Она выключает телевизор. Оба идут в кухню и там долго разглядывают кастрюльку с разварившимися клочками теста. Наконец писатель убирает пельмени с огня, достает посуду, хлеб и полбутылки водки из холодильника. Александра Генриховна садится на диван и закуривает.

— Пойдешь со мной завтра на презентацию? — спрашивает писатель.

— Это еще зачем?

— Ну, общаться с людьми.

— Это не люди, а литературная общественность.

— Тем не менее, — говорит писатель озадаченно. — А по телевизору-то пакость смотришь.

Доктор ф. н. смущается.

— Больше не буду, — говорит она. — А кто книжку написал?

— Не знаю. Это важно?

— Да, — соглашается Александра Генриховна. Она пересаживается за стол, берет рюмку. — Для презентации это действительно не важно. Твое здоровье.

Писатель кивает, выпивает, берется за ложку и задумывается.

— Саня, что ты думаешь о смертной казни?

— Человеческое правосудие — вещь вообще непристойная.

— Но ты за или против?

Александра Генриховна морщится.

— Я не умею мыслить государственно, — сообщает она, прожевывая.

— А если бы твоему Радищеву отрубили голову?

— Меньше бы потом мучился.

— А Бивису?

Александра Генриховна предостерегающе сдвигает брови.

— Ну и характер у тебя.

— У меня прекрасный характер, — раздраженно шипит Александра Генриховна. — Мягкий, уступчивый, уравновешенный. — Ей приходится перевести дыхание. — Идеальный, — заканчивает она твердо. — Во всяком случае, для жены писателя. Хотя я, признаться, никогда не понимала, зачем писателям жена.

— Вести хозяйство? — предполагает писатель.

— Ну и кто у нас ведет хозяйство?

Какое-то время оба молчат, поглощенные борьбой с пельменями. Появившийся из коридора Бивис зевает, потягивается и ловко прыгает на диван, Александра Генриховна поощрительно улыбается.

— Один мужик влюбился без малейшей надежды, — покашляв, начинает писатель. — Он всё перепробовал: песни, подвиги и даже деньги, но женщине было всё равно. Тогда он нашел себе шамана или парапсихолога — что-то в этом роде…

— Лучше бы он нашел себе психоаналитика, — бормочет Александра Генриховна.

— И стал брать уроки, или как это у них называется. Ну и, понятно, вскоре сам стал очень крутым шаманом.

— Или парапсихологом.

— Короче, у него появилась возможность приворожить эту проклятую бабу.
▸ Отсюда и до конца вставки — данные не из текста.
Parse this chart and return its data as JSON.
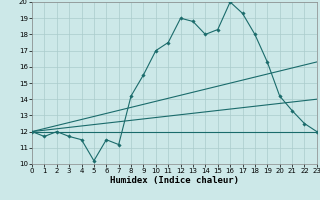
{
  "xlabel": "Humidex (Indice chaleur)",
  "xlim": [
    0,
    23
  ],
  "ylim": [
    10,
    20
  ],
  "yticks": [
    10,
    11,
    12,
    13,
    14,
    15,
    16,
    17,
    18,
    19,
    20
  ],
  "xticks": [
    0,
    1,
    2,
    3,
    4,
    5,
    6,
    7,
    8,
    9,
    10,
    11,
    12,
    13,
    14,
    15,
    16,
    17,
    18,
    19,
    20,
    21,
    22,
    23
  ],
  "background_color": "#cce8e8",
  "grid_color": "#aacccc",
  "line_color": "#1a6b6b",
  "line1_x": [
    0,
    1,
    2,
    3,
    4,
    5,
    6,
    7,
    8,
    9,
    10,
    11,
    12,
    13,
    14,
    15,
    16,
    17,
    18,
    19,
    20,
    21,
    22,
    23
  ],
  "line1_y": [
    12,
    11.7,
    12,
    11.7,
    11.5,
    10.2,
    11.5,
    11.2,
    14.2,
    15.5,
    17.0,
    17.5,
    19.0,
    18.8,
    18.0,
    18.3,
    20.0,
    19.3,
    18.0,
    16.3,
    14.2,
    13.3,
    12.5,
    12.0
  ],
  "line2_x": [
    0,
    23
  ],
  "line2_y": [
    12,
    16.3
  ],
  "line3_x": [
    0,
    23
  ],
  "line3_y": [
    12,
    14.0
  ],
  "line4_x": [
    0,
    23
  ],
  "line4_y": [
    12,
    12.0
  ],
  "tick_fontsize": 5.0,
  "xlabel_fontsize": 6.5
}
Чтобы любила и не фокусничала.

— Ты спятил, синичка, — говорит Александра Генриховна ошеломленно. — Ты же мне «Руслана и Людмилу» пересказываешь.

— Это мне как-то не пришло в голову, — говорит писатель огорченно. — Он встает и принимается убирать со стола. — Вот для чего нужна жена писателю, — добавляет он задумчиво. — А как по-твоему, можно сделать ремейк? Перевести со стихов на прозу?

— Стихи в переводе — это ужас что, а не стихи, — сообщает Зарик потолку, отбрасывая книжку.

Яркий брикет книги шлепается на мягкую кожу дивана.

— Какая чушь, — говорит Кира равнодушно.

— Вовсе не чушь, — оправдывается писатель. — Не все же филологи. Пока они поймут, что это «Руслан и Людмила», успеют прочесть и удивиться. — Он смотрит на Бивиса, который стоит на краю дивана в позе геральдического животного и, очевидно, раздумывает, лезть ли на подоконник. — А может, и не поймут, — говорит он с надеждой. Он переводит взгляд на жену, приглядывается и виновато пожимает плечами. — В этом смысл брака, — говорит он. — Мы ведь должны всем делиться? — Александра Генриховна хмыкает. — Ладно, не всем, — уточняет писатель. — Тем, чем хотим поделиться. Если бы ты мне что-нибудь рассказывала, я бы тоже слушал.

— Я что хочу сказать, — говорит она неуверенно. — Я так думаю, дело не в крысах. Не только в крысах.

Писатель молчит. Ободренная, Александра Генриховна продолжает:

— Это делается преднамеренно. Но осторожно, так, чтобы не бросалось в глаза. Всё вроде цело, но каждый день что-то оказывается не на своем месте. Парк тот же самый, город тот же самый, но словно всё из песка — а по песку ветер гуляет. Как они, интересно, это делают? Будто реквизит по сцене таскают.